Conseils pratiques pour optimiser ses chances de financement

La recherche de financement demande une démarche proactive, rigoureuse, mais aussi du réseau et du soutien. Voici quelques stratégies éprouvées :

  1. Mieux cibler son projet : Rédiger un argumentaire présentant clairement sa motivation, son projet professionnel, et l’intérêt pour la structure ou le territoire. Plusieurs organismes demandent une lettre explicative, à anticiper !
  2. Oser solliciter les réseaux : Contacter l’association locale UNAFAM, Argos 2001, ou un Groupe d’Entraide Mutuelle pour obtenir des conseils sur le montage du dossier, l’identification de dispositifs locaux ou la recommandation d’un sponsor.
  3. S’informer auprès des centres de formation : Certaines écoles disposent d’un service d’accompagnement ou d’un référent social qui peuvent aiguiller sur les financements actuels, et parfois négocier des frais étalés.
  4. Vérifier la prise en charge indirecte : Envisager une convention de stage ou d’immersion pratique dès le début, qui ouvrira parfois la voie à un emploi aidé ou à une embauche progressive après la certification.

Perspectives d’évolution pour la prise en charge des formations

Face aux besoins croissants de pairs-aidants, plusieurs recommandations émises par le Conseil National de la Refondation Santé Mentale ou la Haute Autorité de Santé pointent la nécessité d’une plus grande égalité d’accès à la formation — plaidant pour un fonds national dédié, ou un élargissement de l’éligibilité à tous les demandeurs concernés, y compris les personnes peu ou pas insérées sur le marché du travail.

L’ambition d’un financement généralisé, inscrit dans la loi, est soutenue par de nombreux collectifs de pairs-aidants (voir le plaidoyer du Collectif National Pair-aidance, 2023). Plusieurs régions expérimentent actuellement, en lien avec les ARS, des dispositifs de pré-recrutement avec formation financée, à suivre dans les prochains mois.

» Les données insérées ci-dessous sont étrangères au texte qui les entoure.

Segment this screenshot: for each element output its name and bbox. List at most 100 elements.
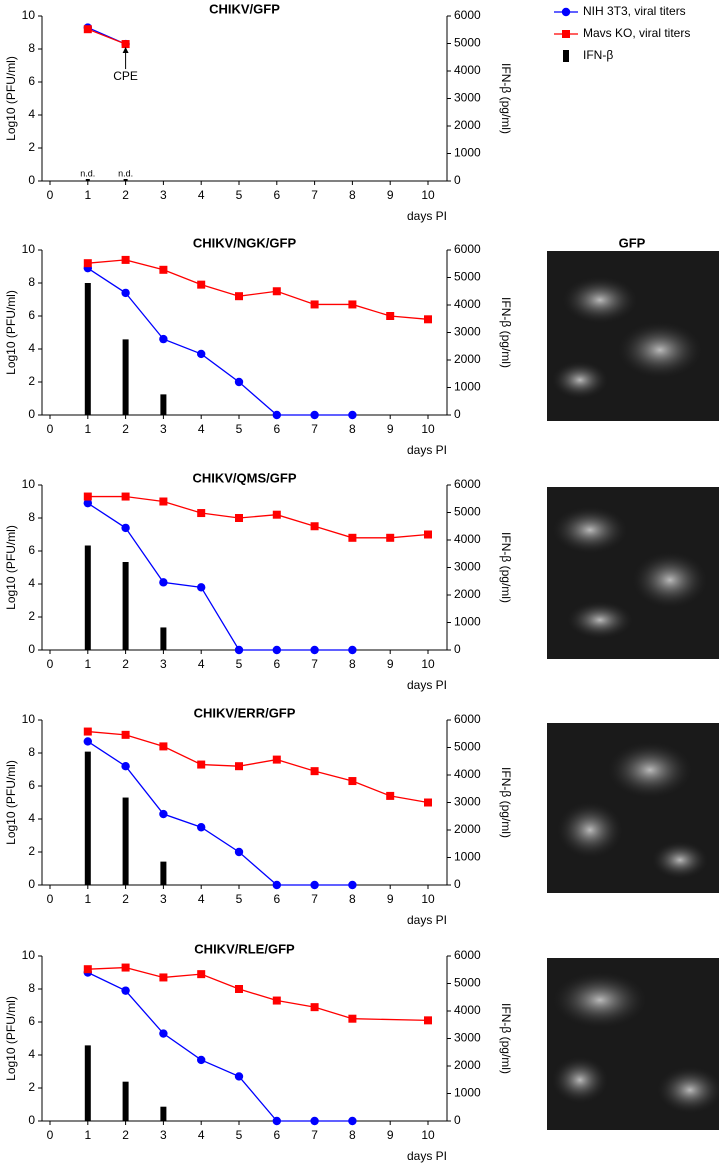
y2-tick-label: 0 (454, 173, 461, 187)
bar-nd (123, 179, 128, 181)
line (87, 259, 429, 320)
marker (348, 880, 357, 890)
marker (386, 791, 395, 800)
y-tick-label: 0 (28, 642, 35, 656)
marker (310, 1003, 319, 1012)
y-tick-label: 10 (22, 242, 36, 256)
marker (235, 292, 243, 301)
y-tick-label: 8 (28, 41, 35, 55)
x-tick-label: 6 (273, 892, 280, 906)
marker (310, 767, 319, 776)
bar (84, 751, 91, 885)
y-tick-label: 6 (28, 1014, 35, 1028)
marker (197, 760, 206, 769)
y-tick-label: 8 (28, 745, 35, 759)
bar (122, 1081, 129, 1121)
line (87, 740, 353, 886)
x-tick-label: 1 (84, 657, 91, 671)
legend-label: NIH 3T3, viral titers (583, 4, 686, 18)
y2-tick-label: 6000 (454, 948, 481, 962)
y2-tick-label: 2000 (454, 352, 481, 366)
marker (424, 798, 432, 807)
y-tick-label: 10 (22, 712, 36, 726)
panel-label: GFP (619, 235, 646, 250)
bar (84, 283, 91, 415)
y-tick-label: 2 (28, 374, 35, 388)
y2-tick-label: 1000 (454, 1086, 481, 1100)
legend-label: IFN-β (583, 48, 613, 62)
x-tick-label: 0 (47, 1128, 54, 1142)
x-tick-label: 7 (311, 892, 318, 906)
x-tick-label: 5 (236, 657, 243, 671)
y-axis-label: Log10 (PFU/ml) (4, 290, 18, 375)
y2-tick-label: 3000 (454, 560, 481, 574)
x-tick-label: 8 (349, 1128, 356, 1142)
marker (121, 730, 130, 739)
y2-tick-label: 5000 (454, 505, 481, 519)
x-tick-label: 9 (387, 188, 394, 202)
marker (83, 259, 92, 268)
x-tick-label: 5 (236, 1128, 243, 1142)
x-tick-label: 6 (273, 657, 280, 671)
y2-tick-label: 1000 (454, 850, 481, 864)
marker (83, 737, 93, 746)
marker (159, 265, 168, 274)
y-tick-label: 10 (22, 948, 36, 962)
x-tick-label: 3 (160, 188, 167, 202)
y-tick-label: 0 (28, 173, 35, 187)
marker (234, 377, 244, 387)
x-tick-label: 4 (198, 892, 205, 906)
marker (159, 1029, 168, 1038)
y2-axis-label: IFN-β (pg/ml) (499, 767, 513, 838)
y2-tick-label: 1000 (454, 146, 481, 160)
y2-tick-label: 1000 (454, 615, 481, 629)
x-tick-label: 10 (421, 657, 435, 671)
y2-tick-label: 4000 (454, 63, 481, 77)
marker (272, 410, 281, 420)
micrograph-images (547, 251, 719, 1130)
value-label: n.d. (118, 168, 133, 178)
marker (121, 523, 130, 533)
bar (160, 861, 167, 885)
x-tick-label: 0 (47, 892, 54, 906)
y2-tick-label: 3000 (454, 325, 481, 339)
line (87, 495, 429, 539)
y2-tick-label: 0 (454, 407, 461, 421)
y-tick-label: 4 (28, 1047, 35, 1061)
marker (83, 498, 93, 508)
bar (160, 394, 167, 415)
y-tick-label: 10 (22, 477, 36, 491)
x-tick-label: 3 (160, 1128, 167, 1142)
marker (348, 645, 357, 655)
marker (121, 986, 130, 995)
marker (272, 510, 281, 519)
y-tick-label: 8 (28, 981, 35, 995)
marker (197, 583, 206, 592)
marker (234, 847, 244, 857)
line (87, 267, 353, 416)
marker (272, 755, 281, 764)
y-tick-label: 4 (28, 341, 35, 355)
x-tick-label: 8 (349, 188, 356, 202)
bar-nd (85, 179, 90, 181)
x-tick-label: 5 (236, 188, 243, 202)
x-tick-label: 8 (349, 422, 356, 436)
marker (121, 963, 130, 972)
marker (272, 1116, 281, 1126)
x-tick-label: 4 (198, 188, 205, 202)
marker (424, 315, 432, 324)
x-tick-label: 2 (122, 422, 129, 436)
x-tick-label: 5 (236, 422, 243, 436)
line (87, 502, 353, 651)
x-tick-label: 3 (160, 892, 167, 906)
y-tick-label: 2 (28, 844, 35, 858)
y2-tick-label: 0 (454, 1113, 461, 1127)
x-tick-label: 9 (387, 422, 394, 436)
y-tick-label: 0 (28, 877, 35, 891)
legend-marker (562, 30, 570, 38)
x-tick-label: 10 (421, 188, 435, 202)
annotation: CPE (113, 69, 138, 83)
marker (348, 1014, 357, 1023)
marker (272, 287, 281, 296)
y2-tick-label: 2000 (454, 822, 481, 836)
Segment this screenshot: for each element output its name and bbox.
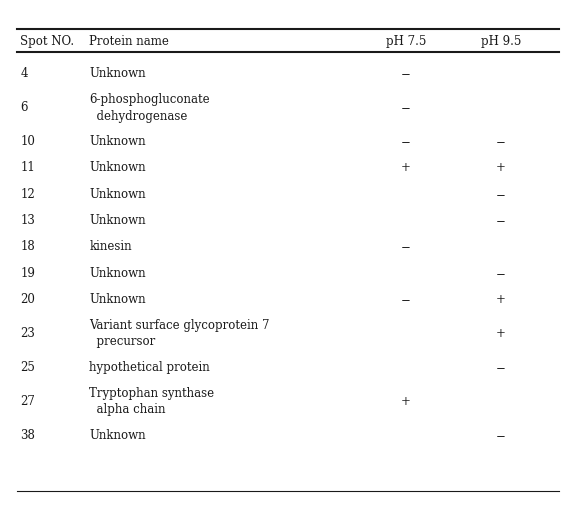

Aller plus loin : ressources et points de contact

L’accès à une formation financée pour devenir pair-aidant est encore loin d’être garanti pour tous, mais les dispositifs évoluent grâce à la mobilisation des pairs eux-mêmes. À chacun de s’outiller, de s’entourer et d’oser, pour donner toute sa place à l’expérience vécue au cœur des équipes en santé mentale.